How does the thymus prevent or predestine autoimmune disease?

To be able to stave off infections and cancers throughout life, our immune systems first need to recognise and tolerate the ~200 different cell types in healthy human bodies ('self'). Reflecting its oppositeness from well-known responses in which immune cells are (positively) selected, this response is called 'negative selection'. For T cells, negative selection occurs during development in the thymus. Researchers have analysed negative selection of certain T cells, but the field has been frustrated by the lack of a molecular marker that identifies all cells undergoing negative selection. Our 2013 Journal of Experimental Medicine paper described just such a marker, Helios. This innovation allows any researcher to analyse T cells undergoing negative selection in mice or humans. In both species, we have found evidence for 2 "waves" of T cell negative selection in the thymus. The first "wave" occurs early in development, when the T cells are probably located in the cortex of the thymus.
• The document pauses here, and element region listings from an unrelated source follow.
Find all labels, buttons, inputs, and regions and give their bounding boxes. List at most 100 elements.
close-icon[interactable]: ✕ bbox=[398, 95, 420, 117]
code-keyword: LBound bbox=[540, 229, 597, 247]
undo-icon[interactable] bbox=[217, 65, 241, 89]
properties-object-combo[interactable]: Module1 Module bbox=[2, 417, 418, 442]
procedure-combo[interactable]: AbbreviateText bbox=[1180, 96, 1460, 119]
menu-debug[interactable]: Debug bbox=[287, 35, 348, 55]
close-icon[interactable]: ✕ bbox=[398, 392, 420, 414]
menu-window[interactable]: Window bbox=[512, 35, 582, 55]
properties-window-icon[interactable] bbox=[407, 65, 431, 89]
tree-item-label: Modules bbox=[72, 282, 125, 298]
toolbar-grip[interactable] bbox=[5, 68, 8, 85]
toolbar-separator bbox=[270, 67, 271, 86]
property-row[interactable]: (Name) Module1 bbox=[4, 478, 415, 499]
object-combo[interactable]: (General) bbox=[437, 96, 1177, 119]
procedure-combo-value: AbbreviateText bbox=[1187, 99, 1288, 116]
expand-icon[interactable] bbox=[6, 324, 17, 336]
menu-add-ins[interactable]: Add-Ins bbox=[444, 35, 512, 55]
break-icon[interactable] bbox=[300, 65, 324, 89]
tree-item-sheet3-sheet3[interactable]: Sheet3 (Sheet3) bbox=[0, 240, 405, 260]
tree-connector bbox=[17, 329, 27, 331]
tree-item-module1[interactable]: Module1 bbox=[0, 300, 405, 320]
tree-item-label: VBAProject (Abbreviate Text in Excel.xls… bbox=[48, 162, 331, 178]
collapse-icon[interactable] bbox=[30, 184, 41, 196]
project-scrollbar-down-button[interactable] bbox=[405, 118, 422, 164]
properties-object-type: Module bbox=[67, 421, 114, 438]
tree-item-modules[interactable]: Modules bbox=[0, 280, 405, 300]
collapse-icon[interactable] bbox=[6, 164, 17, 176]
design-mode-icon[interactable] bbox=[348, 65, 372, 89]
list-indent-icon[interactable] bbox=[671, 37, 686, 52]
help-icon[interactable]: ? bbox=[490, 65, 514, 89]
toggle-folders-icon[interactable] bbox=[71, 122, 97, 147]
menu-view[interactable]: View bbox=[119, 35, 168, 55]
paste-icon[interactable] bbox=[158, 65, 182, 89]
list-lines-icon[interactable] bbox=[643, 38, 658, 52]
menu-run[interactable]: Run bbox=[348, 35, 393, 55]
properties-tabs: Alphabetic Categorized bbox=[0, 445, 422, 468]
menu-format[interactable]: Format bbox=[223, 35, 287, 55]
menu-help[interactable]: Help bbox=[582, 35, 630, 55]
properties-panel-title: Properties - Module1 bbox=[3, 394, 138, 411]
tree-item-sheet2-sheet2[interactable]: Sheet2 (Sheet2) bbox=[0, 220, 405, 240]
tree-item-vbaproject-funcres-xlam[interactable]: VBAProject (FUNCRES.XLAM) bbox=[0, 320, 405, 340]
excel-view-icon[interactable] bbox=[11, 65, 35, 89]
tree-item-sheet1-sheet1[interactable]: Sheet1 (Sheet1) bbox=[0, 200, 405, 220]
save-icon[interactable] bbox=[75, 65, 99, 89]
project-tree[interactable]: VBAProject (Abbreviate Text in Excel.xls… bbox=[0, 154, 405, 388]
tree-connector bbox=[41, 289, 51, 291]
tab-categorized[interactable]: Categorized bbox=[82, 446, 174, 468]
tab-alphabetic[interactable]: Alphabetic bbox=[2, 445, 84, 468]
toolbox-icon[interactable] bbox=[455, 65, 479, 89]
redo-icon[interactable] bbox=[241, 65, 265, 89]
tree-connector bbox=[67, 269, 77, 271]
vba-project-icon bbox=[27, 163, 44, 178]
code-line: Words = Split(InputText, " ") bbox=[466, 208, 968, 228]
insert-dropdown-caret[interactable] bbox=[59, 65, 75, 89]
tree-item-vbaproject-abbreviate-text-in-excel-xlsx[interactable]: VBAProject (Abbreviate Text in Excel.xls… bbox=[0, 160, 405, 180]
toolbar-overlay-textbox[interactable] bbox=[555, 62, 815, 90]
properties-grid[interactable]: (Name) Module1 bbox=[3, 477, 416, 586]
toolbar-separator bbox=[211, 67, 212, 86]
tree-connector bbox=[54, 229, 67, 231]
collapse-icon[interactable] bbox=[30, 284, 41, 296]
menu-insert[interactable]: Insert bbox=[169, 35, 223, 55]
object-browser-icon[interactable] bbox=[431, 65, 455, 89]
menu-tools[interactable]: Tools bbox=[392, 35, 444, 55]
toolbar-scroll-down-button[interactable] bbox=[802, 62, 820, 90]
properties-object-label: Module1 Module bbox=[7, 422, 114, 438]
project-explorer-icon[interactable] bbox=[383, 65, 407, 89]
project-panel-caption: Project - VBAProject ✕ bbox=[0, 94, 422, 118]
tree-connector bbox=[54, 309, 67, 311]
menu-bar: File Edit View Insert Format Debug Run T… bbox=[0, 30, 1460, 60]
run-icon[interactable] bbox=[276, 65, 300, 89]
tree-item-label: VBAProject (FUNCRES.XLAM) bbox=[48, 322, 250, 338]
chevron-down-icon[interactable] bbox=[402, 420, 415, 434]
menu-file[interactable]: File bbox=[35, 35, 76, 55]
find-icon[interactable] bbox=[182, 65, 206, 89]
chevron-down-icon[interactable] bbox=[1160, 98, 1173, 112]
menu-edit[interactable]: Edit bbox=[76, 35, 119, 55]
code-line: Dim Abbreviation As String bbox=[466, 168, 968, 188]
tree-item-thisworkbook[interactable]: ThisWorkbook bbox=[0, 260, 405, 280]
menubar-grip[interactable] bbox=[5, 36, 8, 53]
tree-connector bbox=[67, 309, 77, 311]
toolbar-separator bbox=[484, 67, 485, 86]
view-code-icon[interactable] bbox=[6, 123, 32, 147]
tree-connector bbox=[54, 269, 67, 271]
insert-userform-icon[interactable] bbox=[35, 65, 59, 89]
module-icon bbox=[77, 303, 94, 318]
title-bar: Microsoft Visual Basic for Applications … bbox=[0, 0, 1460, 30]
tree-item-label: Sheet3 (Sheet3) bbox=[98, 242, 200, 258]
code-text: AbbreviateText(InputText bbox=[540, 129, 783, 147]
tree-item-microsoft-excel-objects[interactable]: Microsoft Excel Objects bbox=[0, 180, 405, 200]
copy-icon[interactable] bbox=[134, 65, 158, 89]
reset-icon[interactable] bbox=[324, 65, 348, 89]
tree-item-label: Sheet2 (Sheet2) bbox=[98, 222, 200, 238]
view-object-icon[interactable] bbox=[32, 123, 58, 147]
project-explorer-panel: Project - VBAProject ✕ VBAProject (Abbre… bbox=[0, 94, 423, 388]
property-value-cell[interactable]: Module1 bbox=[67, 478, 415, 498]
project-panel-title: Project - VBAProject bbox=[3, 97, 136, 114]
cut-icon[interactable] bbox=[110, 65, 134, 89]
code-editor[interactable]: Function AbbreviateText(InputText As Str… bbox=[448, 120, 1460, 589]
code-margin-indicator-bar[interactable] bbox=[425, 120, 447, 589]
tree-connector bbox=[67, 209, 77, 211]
We think this "wave" eliminates T cells with receptors that bind strongly to one or more self-antigens. The second "wave" occurs later in development when the T cells are located in the medulla of the thymus. This "wave" also involves T cells with receptors that bind strongly to self-antigen. Why, then, did these cells fail to get eliminated in the first wave? We think the answer is because different sets of self-antigens are presented to T cells in the cortex versus the medulla of the thymus. Some T cells in the second wave survive, and up-regulate expression of a transcription factor called Foxp3, which cripples their inflammatory potential. These Foxp3-expressing T cells dampen self-destructive immune responses. Autoimmune diseases may originate from defects in Foxp3-expressing T cells. Our research aims to understand the separate but complementary functions of the 2 "waves" of T cell negative selection in the thymus, and how autoimmune diseases may originate with failure of one or both "waves".